Jacob was the father of Joseph, the husband of Mary.
Of her was born Jesus who is called the Christ.
Yesterday, I heard an interview with the director of the largest hospital in the northern Italian town of Bergamo, telling of the wrenching decisions that his medical staff have to make determining who will get limited life-saving ventilators and who will not in the midst of this novel coronavirus pandemic. Inevitably, if the choice is between an 80-year-old or a 40-year-old with a family, the choice is sadly obvious. He wept when he shared the fact that since visitors are rigidly restricted due to the virulence of contagion, many of the older patients die alone. Because of the numbers of deaths and limited medical personnel, calls to relatives sadly notifying them of the death of their loved ones, can be delayed days.

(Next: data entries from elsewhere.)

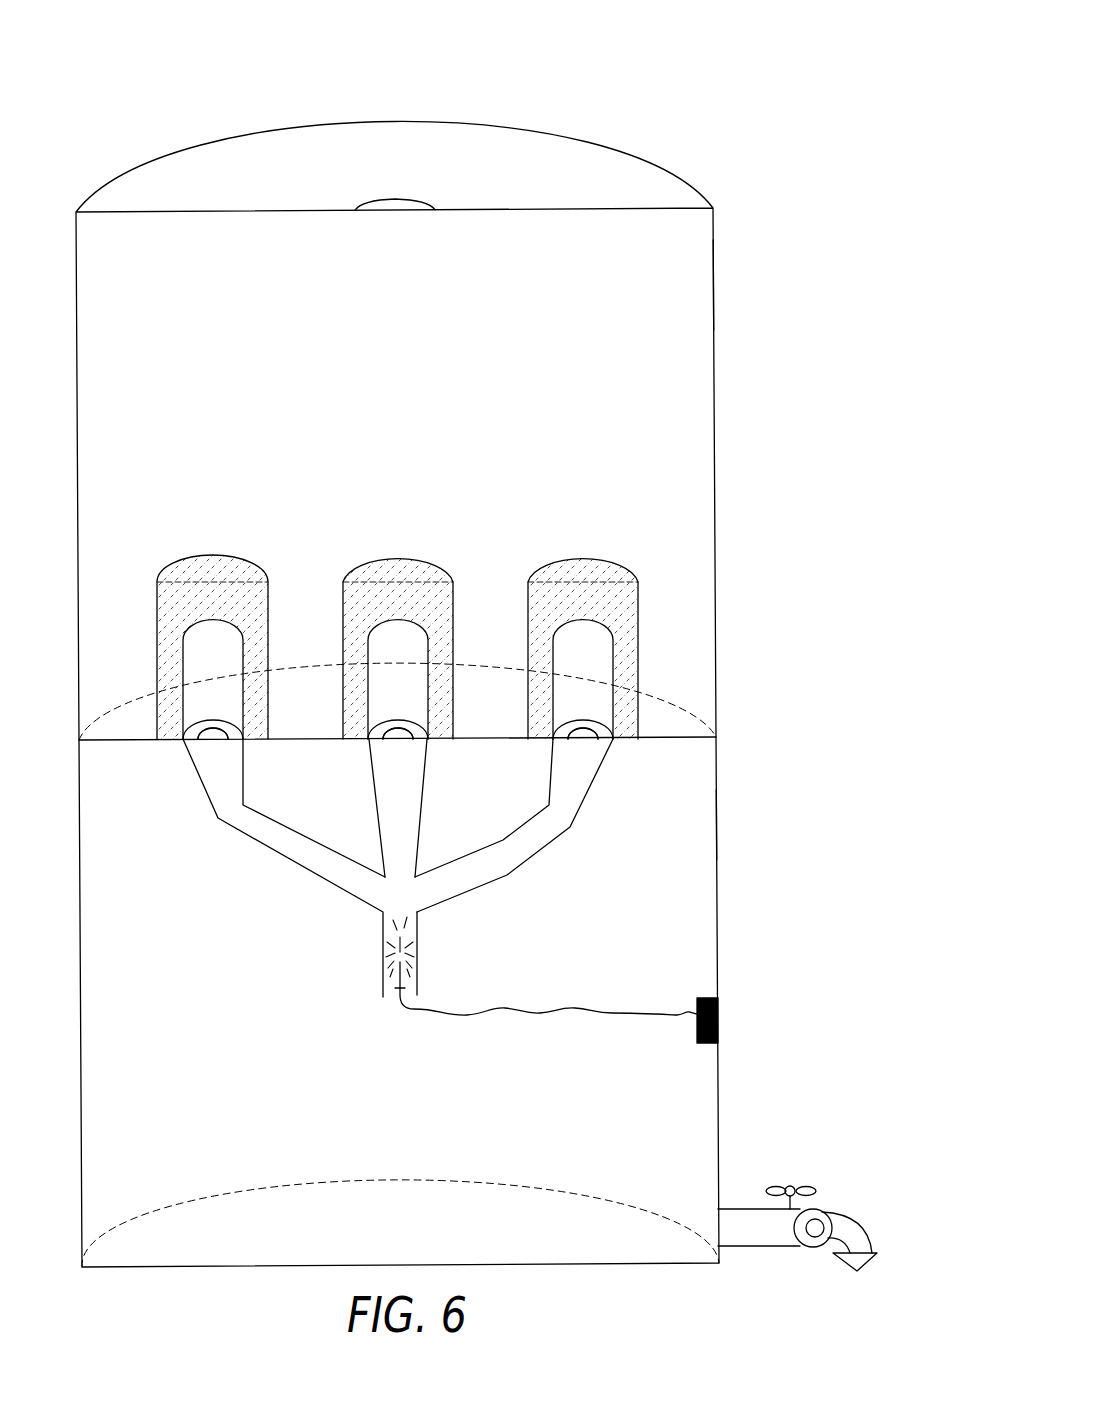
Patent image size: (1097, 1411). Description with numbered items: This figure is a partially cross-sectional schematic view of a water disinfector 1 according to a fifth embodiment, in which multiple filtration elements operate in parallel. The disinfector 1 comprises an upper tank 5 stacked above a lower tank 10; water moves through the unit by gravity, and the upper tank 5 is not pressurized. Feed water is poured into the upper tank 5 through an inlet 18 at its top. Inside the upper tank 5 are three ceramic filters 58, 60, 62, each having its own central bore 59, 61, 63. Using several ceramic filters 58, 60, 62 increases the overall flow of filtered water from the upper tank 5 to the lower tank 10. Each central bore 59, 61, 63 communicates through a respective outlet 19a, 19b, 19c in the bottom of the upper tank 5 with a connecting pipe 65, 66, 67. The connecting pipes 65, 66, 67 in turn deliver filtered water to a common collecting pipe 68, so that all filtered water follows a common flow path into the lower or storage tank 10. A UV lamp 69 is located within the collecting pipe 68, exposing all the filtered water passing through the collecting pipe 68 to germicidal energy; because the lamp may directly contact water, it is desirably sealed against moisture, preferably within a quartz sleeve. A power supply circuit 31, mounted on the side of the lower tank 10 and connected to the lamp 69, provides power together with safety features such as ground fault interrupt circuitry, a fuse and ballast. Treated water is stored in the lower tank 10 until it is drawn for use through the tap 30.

The water disinfector 1 is at (615, 98).
The upper tank 5 is at (717, 285).
The lower tank 10 is at (720, 822).
The inlet 18 is at (376, 198).
The outlet 19a is at (207, 741).
The outlet 19b is at (410, 739).
The outlet 19c is at (590, 736).
The tap 30 is at (735, 1209).
The power supply circuit 31 is at (718, 998).
The ceramic filter 58 is at (197, 555).
The central bore 59 is at (222, 669).
The ceramic filter 60 is at (407, 555).
The central bore 61 is at (407, 669).
The ceramic filter 62 is at (575, 555).
The central bore 63 is at (588, 669).
The connecting pipe 65 is at (263, 833).
The connecting pipe 66 is at (393, 772).
The connecting pipe 67 is at (522, 845).
The collecting pipe 68 is at (383, 942).
The UV lamp 69 is at (398, 965).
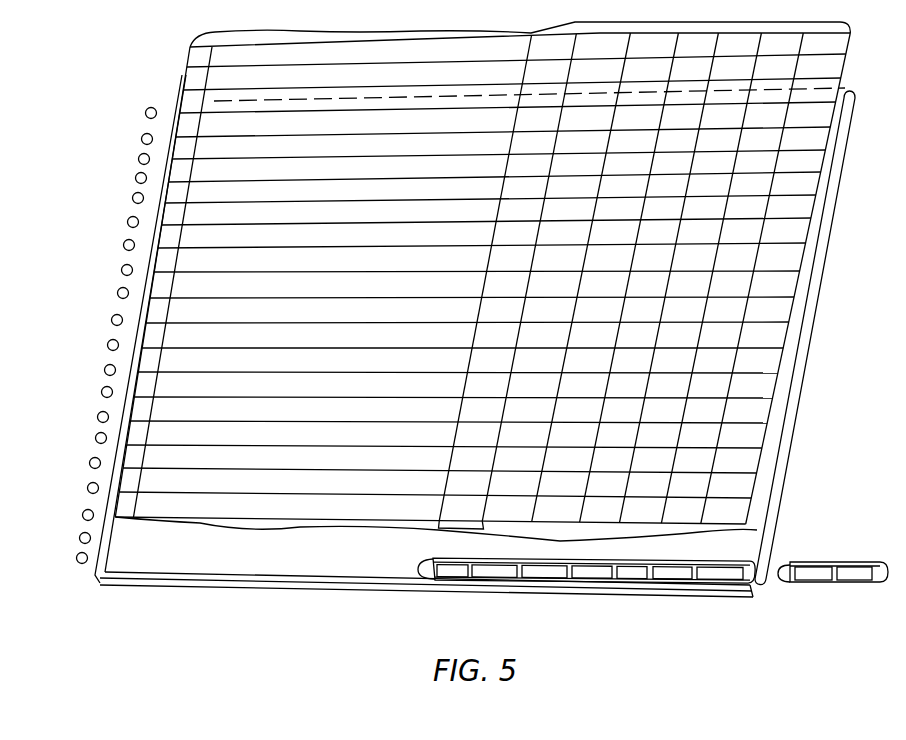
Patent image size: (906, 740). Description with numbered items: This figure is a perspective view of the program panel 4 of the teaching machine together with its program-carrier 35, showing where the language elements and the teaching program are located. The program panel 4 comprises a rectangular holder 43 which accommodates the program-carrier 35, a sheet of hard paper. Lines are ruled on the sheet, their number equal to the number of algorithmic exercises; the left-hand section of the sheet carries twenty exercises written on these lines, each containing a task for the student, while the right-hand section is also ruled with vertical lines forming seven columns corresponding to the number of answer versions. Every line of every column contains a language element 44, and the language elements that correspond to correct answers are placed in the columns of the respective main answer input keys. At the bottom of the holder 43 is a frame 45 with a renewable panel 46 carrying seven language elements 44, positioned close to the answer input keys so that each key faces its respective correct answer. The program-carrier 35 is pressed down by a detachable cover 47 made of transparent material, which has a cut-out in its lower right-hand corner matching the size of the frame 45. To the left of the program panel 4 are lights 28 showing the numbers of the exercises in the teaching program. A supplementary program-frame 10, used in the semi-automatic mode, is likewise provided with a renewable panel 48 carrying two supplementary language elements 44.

The program panel 4 is at (155, 556).
The supplementary program-frame 10 is at (812, 582).
The lights 28 is at (117, 294).
The program-carrier 35 is at (287, 516).
The rectangular holder 43 is at (857, 110).
The language element 44 is at (728, 392).
The frame 45 is at (568, 579).
The renewable panel 46 is at (430, 580).
The detachable cover 47 is at (441, 529).
The renewable panel 48 is at (787, 576).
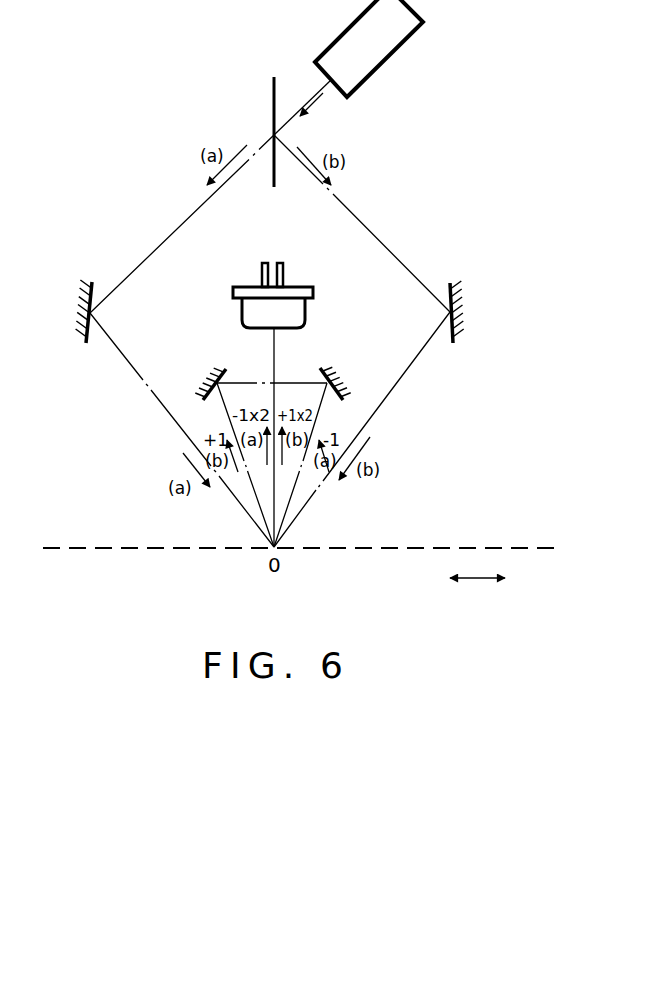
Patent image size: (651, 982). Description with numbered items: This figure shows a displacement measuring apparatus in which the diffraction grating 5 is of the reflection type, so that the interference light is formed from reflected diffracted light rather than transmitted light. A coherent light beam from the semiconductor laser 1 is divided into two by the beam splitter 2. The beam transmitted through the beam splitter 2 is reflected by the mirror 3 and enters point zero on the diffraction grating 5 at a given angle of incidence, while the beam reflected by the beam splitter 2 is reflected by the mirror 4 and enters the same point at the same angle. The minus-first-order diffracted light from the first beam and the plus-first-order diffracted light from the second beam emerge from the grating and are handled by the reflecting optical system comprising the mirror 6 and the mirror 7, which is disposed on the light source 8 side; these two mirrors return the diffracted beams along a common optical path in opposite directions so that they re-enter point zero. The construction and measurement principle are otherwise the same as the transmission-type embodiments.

The laser light source 1 is at (398, 48).
The beam splitter 2 is at (274, 173).
The mirror 3 is at (80, 311).
The mirror 4 is at (460, 318).
The diffraction grating 5 is at (517, 548).
The mirror 6 is at (207, 376).
The mirror 7 is at (345, 378).
The light source 8 is at (306, 316).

In the midst of this world-wide crisis, the Church pauses in the midst of our Lenten journey, to mark and celebrate the Solemnity of St. Joseph, husband of Mary and foster-father of Jesus.
We know only the faintest outlines of Joseph’s life from sacred scripture with pious tradition filling in the rest. St. Joseph has down through the ages been the patron of a ‘happy death.’ Why? Because tradition has it that both Mary and Jesus were there when he died, that is why!
Because of our belief in being part of the Body of Christ and our solidarity with all those who have gone before us in faith in the communion of saints, no one of us ever truly dies alone. While we long to be surrounded and companioned physically by our loved ones at the time of death, we are never truly alone in that definitive leave taking. The holy ones are there to lead us to that fulness of life prepared for us from the foundation of the world, to rejoice forever with Jesus, Mary and Joseph.